The situation escalated when Alberta’s Premier Notley weighed in, noting that $4 an hour was unacceptably below the provincial minimum wage of $11.20 an hour.

“I can say right now that every hour that every firefighter from South Africa or anywhere else has worked on these fires will be compensated in accordance with our laws in this province,” Notley said on Thursday.

According to a government website, a typical firefighter in Alberta makes around $30 an hour.  The Canadian Interagency Forest Fire Centre, which negotiated the contract with Working on Fire, said the $170 per day that had been agreed to, was not all take-home pay because expenses had to be factored in.

Pongukwenza Nene, 29, was one of the South African firefighters based in a camp north of Fort McMurray. He described most of the of the firefighters as very poor.

“I’m very, very, very sad and very worried,” Nene told CBC News on Friday, revealing that he was afraid of the consequences he and the other firefighters may face after speaking out.

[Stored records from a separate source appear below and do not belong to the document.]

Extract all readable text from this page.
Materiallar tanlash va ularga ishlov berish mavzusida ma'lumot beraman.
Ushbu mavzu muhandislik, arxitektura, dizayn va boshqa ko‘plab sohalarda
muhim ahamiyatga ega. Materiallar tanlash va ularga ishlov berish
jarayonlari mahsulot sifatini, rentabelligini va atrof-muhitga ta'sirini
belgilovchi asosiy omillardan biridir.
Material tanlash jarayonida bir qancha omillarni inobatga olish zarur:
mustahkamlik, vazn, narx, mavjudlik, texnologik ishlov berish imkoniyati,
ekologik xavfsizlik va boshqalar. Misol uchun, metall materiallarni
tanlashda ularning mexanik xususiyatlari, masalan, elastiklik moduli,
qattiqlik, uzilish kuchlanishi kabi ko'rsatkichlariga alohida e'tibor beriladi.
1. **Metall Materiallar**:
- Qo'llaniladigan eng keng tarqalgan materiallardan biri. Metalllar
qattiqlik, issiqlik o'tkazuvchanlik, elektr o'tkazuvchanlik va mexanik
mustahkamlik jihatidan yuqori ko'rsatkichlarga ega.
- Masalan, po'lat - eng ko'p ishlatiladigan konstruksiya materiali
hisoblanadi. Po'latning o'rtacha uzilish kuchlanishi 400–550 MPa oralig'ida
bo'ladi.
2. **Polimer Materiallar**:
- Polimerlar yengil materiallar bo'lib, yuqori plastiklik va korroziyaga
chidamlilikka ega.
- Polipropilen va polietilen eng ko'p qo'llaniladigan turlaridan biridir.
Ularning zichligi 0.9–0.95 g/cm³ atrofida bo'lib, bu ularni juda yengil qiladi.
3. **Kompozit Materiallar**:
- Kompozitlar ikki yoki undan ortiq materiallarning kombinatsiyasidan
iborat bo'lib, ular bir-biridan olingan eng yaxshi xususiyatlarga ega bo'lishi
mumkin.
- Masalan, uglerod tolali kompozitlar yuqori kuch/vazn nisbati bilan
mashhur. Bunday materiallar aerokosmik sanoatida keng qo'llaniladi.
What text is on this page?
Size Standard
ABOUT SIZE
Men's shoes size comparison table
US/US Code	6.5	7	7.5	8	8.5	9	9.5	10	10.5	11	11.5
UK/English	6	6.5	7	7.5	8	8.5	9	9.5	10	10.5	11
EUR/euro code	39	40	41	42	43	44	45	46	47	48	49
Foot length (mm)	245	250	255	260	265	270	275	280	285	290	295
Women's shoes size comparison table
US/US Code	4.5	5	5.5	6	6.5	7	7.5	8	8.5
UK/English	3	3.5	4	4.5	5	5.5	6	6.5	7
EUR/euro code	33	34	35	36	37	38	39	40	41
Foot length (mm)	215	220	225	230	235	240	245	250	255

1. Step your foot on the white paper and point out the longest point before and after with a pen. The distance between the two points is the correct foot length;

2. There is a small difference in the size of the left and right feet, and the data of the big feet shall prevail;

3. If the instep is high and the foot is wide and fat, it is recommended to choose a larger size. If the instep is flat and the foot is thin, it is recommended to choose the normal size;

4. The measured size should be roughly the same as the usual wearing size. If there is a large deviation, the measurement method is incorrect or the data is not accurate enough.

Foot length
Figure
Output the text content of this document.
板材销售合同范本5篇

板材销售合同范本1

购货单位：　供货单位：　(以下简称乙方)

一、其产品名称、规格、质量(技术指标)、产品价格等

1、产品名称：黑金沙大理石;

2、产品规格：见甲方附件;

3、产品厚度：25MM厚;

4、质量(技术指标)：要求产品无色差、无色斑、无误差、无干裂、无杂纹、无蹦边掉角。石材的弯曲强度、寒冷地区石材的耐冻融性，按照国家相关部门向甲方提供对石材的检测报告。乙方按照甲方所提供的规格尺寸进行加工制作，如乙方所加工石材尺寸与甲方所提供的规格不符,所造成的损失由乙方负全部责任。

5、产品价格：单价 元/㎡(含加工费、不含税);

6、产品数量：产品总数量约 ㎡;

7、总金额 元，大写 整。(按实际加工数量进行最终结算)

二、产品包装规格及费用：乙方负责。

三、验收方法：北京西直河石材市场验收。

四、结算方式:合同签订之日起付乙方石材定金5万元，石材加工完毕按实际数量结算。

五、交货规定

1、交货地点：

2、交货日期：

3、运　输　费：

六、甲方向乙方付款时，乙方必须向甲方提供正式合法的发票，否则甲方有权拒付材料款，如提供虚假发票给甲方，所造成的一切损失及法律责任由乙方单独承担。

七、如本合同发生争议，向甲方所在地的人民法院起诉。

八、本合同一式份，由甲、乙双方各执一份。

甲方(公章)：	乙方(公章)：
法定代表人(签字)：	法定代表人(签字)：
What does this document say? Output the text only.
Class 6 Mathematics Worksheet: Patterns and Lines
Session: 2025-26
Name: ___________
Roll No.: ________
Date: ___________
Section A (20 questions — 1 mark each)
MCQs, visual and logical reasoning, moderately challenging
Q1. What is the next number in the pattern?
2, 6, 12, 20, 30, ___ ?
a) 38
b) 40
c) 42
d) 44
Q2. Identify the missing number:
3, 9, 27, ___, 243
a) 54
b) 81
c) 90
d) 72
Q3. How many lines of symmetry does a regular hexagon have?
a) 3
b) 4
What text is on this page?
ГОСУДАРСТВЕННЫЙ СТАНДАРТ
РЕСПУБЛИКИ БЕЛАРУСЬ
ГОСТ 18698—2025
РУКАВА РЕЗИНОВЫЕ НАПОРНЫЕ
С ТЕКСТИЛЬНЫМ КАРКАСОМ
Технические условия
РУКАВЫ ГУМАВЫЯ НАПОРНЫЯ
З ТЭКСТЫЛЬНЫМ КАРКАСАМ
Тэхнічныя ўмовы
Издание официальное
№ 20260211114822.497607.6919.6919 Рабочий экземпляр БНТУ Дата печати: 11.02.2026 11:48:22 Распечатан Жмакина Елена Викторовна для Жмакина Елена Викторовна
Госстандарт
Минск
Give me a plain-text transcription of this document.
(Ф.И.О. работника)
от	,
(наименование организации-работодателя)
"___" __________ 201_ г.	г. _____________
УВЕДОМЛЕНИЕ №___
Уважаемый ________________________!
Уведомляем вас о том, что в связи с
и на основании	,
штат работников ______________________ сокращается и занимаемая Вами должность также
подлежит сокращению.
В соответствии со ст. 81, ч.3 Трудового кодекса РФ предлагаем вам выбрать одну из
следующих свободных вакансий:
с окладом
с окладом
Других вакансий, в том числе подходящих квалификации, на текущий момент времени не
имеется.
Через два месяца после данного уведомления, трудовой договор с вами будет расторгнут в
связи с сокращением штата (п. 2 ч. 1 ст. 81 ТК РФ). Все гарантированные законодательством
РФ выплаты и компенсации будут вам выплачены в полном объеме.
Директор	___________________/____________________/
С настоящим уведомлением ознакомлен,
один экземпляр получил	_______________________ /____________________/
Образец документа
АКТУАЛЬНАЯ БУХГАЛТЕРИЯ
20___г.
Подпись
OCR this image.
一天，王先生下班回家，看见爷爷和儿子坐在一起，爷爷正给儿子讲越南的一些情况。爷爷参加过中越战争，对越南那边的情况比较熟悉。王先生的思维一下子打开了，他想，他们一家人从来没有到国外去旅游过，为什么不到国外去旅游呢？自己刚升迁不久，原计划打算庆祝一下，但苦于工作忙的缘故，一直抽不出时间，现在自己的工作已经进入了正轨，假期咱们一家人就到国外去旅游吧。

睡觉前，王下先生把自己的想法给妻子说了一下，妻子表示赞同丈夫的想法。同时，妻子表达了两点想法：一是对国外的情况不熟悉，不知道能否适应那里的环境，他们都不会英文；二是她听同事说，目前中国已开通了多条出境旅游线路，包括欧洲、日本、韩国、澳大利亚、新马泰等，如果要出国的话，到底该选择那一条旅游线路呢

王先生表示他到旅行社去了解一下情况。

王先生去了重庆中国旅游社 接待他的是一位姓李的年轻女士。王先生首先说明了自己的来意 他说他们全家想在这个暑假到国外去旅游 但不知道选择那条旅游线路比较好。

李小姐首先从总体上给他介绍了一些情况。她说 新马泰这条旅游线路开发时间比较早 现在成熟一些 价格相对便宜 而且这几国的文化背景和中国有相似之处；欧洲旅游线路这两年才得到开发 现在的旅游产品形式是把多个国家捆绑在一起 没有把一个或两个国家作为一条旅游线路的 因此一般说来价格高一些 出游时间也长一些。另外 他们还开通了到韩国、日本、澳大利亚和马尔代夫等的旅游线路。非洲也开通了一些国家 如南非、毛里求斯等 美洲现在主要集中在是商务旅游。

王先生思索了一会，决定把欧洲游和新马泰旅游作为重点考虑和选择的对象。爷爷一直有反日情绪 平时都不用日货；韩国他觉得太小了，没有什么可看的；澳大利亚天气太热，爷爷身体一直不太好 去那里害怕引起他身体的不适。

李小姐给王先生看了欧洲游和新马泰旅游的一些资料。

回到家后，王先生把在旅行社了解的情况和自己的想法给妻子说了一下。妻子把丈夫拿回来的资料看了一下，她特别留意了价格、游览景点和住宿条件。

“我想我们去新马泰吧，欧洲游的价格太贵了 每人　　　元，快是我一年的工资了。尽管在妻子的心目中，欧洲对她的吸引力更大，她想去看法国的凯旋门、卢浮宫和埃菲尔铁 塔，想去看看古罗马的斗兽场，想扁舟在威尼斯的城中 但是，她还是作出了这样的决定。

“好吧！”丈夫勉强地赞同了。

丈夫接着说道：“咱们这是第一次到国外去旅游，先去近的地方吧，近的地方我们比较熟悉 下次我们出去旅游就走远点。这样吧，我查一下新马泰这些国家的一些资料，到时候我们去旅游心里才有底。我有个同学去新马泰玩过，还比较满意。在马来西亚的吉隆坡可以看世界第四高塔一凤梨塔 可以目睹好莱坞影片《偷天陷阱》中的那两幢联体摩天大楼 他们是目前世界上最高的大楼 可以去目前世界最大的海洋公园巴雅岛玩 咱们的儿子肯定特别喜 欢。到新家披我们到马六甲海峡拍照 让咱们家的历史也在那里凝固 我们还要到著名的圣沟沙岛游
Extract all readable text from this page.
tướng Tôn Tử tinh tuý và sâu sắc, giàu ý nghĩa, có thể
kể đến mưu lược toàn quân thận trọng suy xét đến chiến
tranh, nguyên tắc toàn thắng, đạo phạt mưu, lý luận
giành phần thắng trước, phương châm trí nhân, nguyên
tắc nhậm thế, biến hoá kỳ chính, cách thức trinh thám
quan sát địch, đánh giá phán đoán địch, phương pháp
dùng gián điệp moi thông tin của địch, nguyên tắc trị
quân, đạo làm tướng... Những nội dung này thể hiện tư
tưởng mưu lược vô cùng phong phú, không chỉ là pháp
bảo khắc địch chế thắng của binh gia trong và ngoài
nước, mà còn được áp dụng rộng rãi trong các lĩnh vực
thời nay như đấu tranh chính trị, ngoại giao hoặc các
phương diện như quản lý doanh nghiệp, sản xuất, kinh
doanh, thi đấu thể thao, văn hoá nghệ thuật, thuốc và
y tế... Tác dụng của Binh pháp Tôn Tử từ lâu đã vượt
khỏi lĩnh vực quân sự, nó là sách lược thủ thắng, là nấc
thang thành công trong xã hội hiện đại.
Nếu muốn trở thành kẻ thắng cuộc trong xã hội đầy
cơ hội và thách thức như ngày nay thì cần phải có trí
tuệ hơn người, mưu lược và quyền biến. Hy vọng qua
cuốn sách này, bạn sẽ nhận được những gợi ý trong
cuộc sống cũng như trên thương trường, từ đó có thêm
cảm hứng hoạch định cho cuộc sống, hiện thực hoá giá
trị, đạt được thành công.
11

A man staying at the work camp with the South Africans said despite the turmoil before they left on Saturday, they never stopped singing, and helped to lift the spirits of the other workers in the camp.

A deployment of two 14-day rotations had been planned, but the firefighters did not even complete the first rotation. In the meantime, the Fort McMurray wildfire, that became known as “The Beast” is now reported as contained. And now flooding is causing problems in some areas of northern Alberta.